Al decir esto, María se quedó lívida; alargó su cuello, sus ojos se desencajaron. Su oído
prestaba atención a un rumor terrible. Había sentido pasos.
-¡Viene! -exclamó Golfín, participando del terror de su enferma.
-Es él -dijo Florentina, apartándose del sofá y corriendo hacia la puerta.
Era él. Pablo había empujado la puerta y entraba despacio, marchando en dirección recta, por
la costumbre adquirida durante su larga ceguera. Venía riendo, y sus ojos, libres de la venda
que él mismo se había levantado, miraban hacia adelante. No habiéndose familiarizado aún
con los movimientos de rotación del ojo, apenas percibía las imágenes laterales. Podría decirse
de él, como de muchos que nunca fueron ciegos de los ojos, que sólo veía lo que tenía delante.
-Primita -dijo avanzando hacia ella-. ¿Cómo no has ido a verme hoy?, yo vengo a buscarte. Tu
papá me ha dicho que estás haciendo trajes para los pobres. Por eso te perdono.
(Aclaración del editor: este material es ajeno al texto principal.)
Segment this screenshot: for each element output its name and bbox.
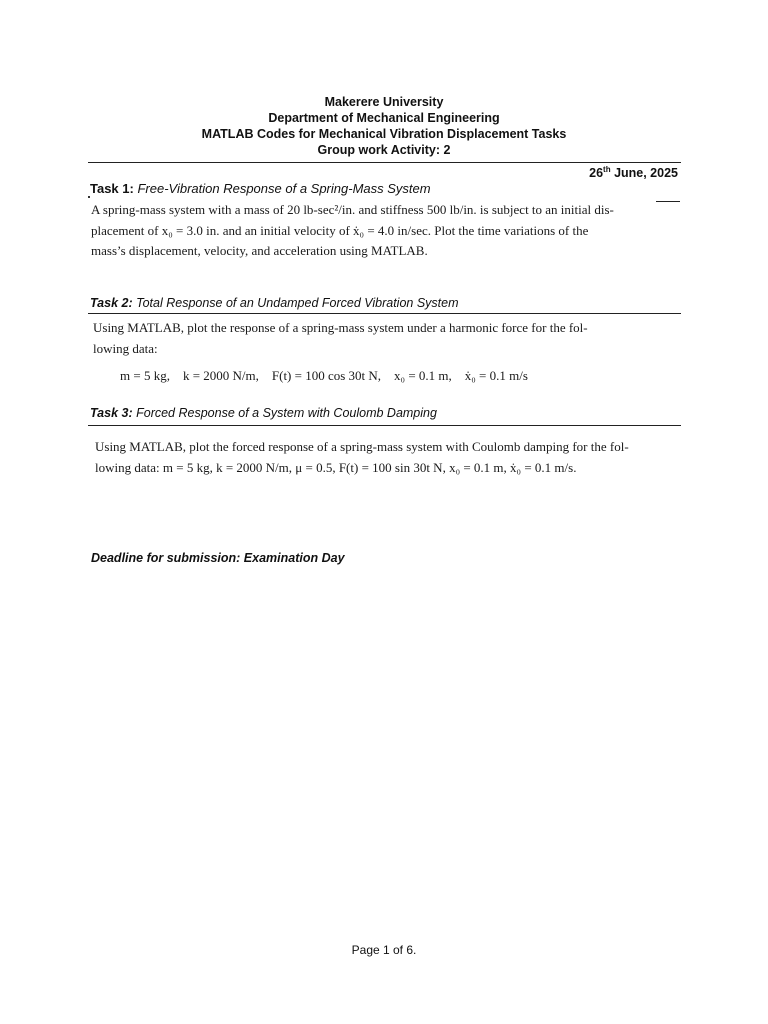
task1-line2: placement of x₀ = 3.0 in. and an initial velocity of ẋ₀ = 4.0 in/sec. Plot the time variations of the xyxy=(91,222,589,238)
date-label xyxy=(589,165,678,180)
short-divider xyxy=(656,201,680,202)
activity-title: Group work Activity: 2 xyxy=(317,143,451,157)
university-name: Makerere University xyxy=(324,95,444,109)
stray-mark xyxy=(88,196,90,198)
task2-body xyxy=(93,318,588,359)
document-header xyxy=(0,94,768,158)
task2-equation: m = 5 kg, k = 2000 N/m, F(t) = 100 cos 30t N, x₀ = 0.1 m, ẋ₀ = 0.1 m/s xyxy=(120,368,528,383)
date-rest: June, 2025 xyxy=(610,166,678,181)
task3-title: Forced Response of a System with Coulomb Damping xyxy=(136,406,437,420)
task2-divider xyxy=(88,313,681,314)
task3-divider xyxy=(88,425,681,426)
course-title: MATLAB Codes for Mechanical Vibration Displacement Tasks xyxy=(201,127,567,141)
task3-line1: Using MATLAB, plot the forced response of a spring-mass system with Coulomb damping for the fol- xyxy=(95,439,629,454)
date-day: 26 xyxy=(589,166,604,181)
task2-heading xyxy=(90,296,459,310)
task1-line1: A spring-mass system with a mass of 20 lb-sec²/in. and stiffness 500 lb/in. is subject to an initial dis- xyxy=(91,202,614,217)
task3-line2: lowing data: m = 5 kg, k = 2000 N/m, μ = 0.5, F(t) = 100 sin 30t N, x₀ = 0.1 m, ẋ₀ = 0.1 m/s. xyxy=(95,459,577,475)
page-number: Page 1 of 6. xyxy=(351,943,417,957)
task2-title: Total Response of an Undamped Forced Vibration System xyxy=(136,296,459,310)
date-suffix: th xyxy=(603,165,611,174)
task1-heading xyxy=(90,181,431,196)
task2-label: Task 2: xyxy=(90,296,133,310)
task1-body xyxy=(91,200,614,262)
task1-line3: mass’s displacement, velocity, and acceleration using MATLAB. xyxy=(91,243,428,258)
task3-label: Task 3: xyxy=(90,406,133,420)
task1-label: Task 1: xyxy=(90,181,134,196)
task2-line1: Using MATLAB, plot the response of a spring-mass system under a harmonic force for the fol- xyxy=(93,320,588,335)
task3-body xyxy=(95,437,629,478)
deadline-note: Deadline for submission: Examination Day xyxy=(91,551,345,565)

Florentina no supo qué contestar. Estaba contrariada. Pablo no había visto al doctor ni a la
Nela. Florentina para alejarle del sofá, se había dirigió hacia el balcón, y recogiendo algunos
trozos de tela, se había sentado en ademán de ponerse a trabajar. Bañábala la risueña luz del
sol, coloreando espléndidamente su costado izquierdo y dando a su hermosa tez moreno-rosa
el realce más encantador. Brillaba entonces su belleza como personificación hechicera de la
misma luz. Su cabello en desorden, su vestido suelto llevaban al último grado la elegancia
natural de la gentil doncella, cuya actitud casta y noble superaba a las más perfectas
concepciones del arte.
-Primito- dijo contrayendo ligeramente el hermoso entrecejo- D. Teodoro no te ha dado
todavía permiso para quitarte hoy la venda. Eso no está bien.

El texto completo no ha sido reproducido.